At last, they peered out between the gate railings and saw a small troop of something like soldiers arrive.  One man got down right away and marched with a swagger to the door.  The guards opened up, and he came inside with two rough looking men with swords drawn flanking him.

“So, these are the travelers,” he said.

“Are you charging a toll to let us move on?” Lincoln asked, and the man laughed in his face.

“Do you use money on Avalon?” he said.  “I never would have imagined that.”  He laughed again at his own thoughts.  “Besides, I have all your money, and everything else already, including all of your guns.”  He shook a finger at them.

“The Masters,” Katie said to identify the man.

“You have been noticed and interfered once too often.  I decided, instead of making more guns and powder for you to come along and blow up, I would just steal your guns.  After using you for target practice, we will make our guns, and model them after the ones you so graciously provided.”

“What do you hope to gain?” Katie asked.

The man paused to look over the travelers.  He did not seem to care if he told them or not.  “We sit at the center of the world between east and west.  The Alchon Huna already did me a favor by tearing down the Gupta in what you call India.  Now, after the Alchon Huna and the Nezak Huna beat themselves to exhaustion. we will move in.  I have men working on the Turks further north.  I expect they will join us for the riches they can gain.  We will invade Sassanid lands to break the back of the New Persians and reestablish the Kushan Empire.  Then we will cross the so-called Persian Gulf to Yemen and drive up the Hejaz to burn Mecca.  After that, only Constantinople far in the west and the Sui Dynasty far in the east will remain to pose a threat.”  He stopped talking and smiled.  “You get the idea.”

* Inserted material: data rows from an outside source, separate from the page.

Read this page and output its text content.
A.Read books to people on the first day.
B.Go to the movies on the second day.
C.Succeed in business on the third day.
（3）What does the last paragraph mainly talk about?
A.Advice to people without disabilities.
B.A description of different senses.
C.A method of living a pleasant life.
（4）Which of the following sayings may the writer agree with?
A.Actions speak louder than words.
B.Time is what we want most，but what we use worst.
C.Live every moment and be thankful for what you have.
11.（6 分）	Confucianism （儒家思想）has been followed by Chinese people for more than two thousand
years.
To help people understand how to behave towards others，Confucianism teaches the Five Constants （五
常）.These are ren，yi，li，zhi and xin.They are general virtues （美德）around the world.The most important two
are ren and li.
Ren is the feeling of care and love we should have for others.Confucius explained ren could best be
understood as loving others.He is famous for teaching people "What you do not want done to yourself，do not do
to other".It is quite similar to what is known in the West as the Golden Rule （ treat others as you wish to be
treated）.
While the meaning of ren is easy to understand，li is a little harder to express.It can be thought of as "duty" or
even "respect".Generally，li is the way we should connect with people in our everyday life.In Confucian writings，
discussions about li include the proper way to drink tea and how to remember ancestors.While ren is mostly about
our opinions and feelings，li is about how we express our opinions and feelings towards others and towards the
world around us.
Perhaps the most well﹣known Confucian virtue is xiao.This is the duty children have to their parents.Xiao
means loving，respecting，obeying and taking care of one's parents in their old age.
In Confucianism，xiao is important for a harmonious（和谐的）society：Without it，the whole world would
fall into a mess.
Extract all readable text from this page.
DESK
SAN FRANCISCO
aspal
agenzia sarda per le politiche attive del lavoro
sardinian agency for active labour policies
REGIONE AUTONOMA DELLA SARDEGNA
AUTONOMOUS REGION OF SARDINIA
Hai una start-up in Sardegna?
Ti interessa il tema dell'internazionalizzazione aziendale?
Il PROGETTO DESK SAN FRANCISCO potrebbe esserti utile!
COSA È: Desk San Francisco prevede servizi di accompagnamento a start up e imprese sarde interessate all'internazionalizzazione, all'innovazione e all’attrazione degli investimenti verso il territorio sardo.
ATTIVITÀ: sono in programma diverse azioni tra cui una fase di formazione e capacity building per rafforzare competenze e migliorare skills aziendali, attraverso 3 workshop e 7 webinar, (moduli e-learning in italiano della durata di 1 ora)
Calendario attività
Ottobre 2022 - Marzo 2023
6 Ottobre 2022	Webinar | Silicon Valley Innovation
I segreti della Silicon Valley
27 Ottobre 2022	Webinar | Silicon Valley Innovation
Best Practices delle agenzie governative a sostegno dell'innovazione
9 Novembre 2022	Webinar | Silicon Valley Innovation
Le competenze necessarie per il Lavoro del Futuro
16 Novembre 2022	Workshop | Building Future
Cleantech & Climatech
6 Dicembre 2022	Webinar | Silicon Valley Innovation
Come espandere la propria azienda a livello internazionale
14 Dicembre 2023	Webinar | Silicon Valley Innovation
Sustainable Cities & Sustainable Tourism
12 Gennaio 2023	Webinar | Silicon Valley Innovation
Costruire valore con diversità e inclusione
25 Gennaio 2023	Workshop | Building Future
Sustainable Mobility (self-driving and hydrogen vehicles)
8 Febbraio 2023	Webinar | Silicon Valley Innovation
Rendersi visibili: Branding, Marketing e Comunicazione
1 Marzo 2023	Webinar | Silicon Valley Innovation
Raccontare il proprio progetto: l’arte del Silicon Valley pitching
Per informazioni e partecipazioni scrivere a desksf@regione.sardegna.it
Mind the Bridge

“Lord Bobo,” someone called from outside.

The swaggering man and his two guards left, and the gate got tied shut again.  Lockhart frowned and stuck his hand out.

“Elder Stow get out your discs,” he said.

“Boston.  You need to go invisible using one of Elder Stow’s discs, like the rest of us,” Alexis insisted.  “If you go elf invisible, we won’t be able to see you, and we will all need to keep in touch without having to talk.”

“That’s okay,” Boston said.  “Being elf invisible, as you call it, is still very draining.”

Alexis smiled for the girl.  “You’ll get used to it.  You know, being invisible and insubstantial at the same time is how the little spirits of the earth get around and do most of their work in the world.  You will get the hang of it.  Soon enough, it will become the most natural way to be.  Manifesting into a visible, physical form will feel awkward.”

“Not awkward,” Boston said.  “But like a second choice.  That’s what Roland told me.”  She flipped her emotions, as fairies and young elves do, from happy to sad in a blink.  “Roland said being physical still feels natural, and takes no effort, even if it is second choice.”  Boston let a tear fall.  “I miss Roland.”

Alexis gave her a hug.  “I miss my brother, too.”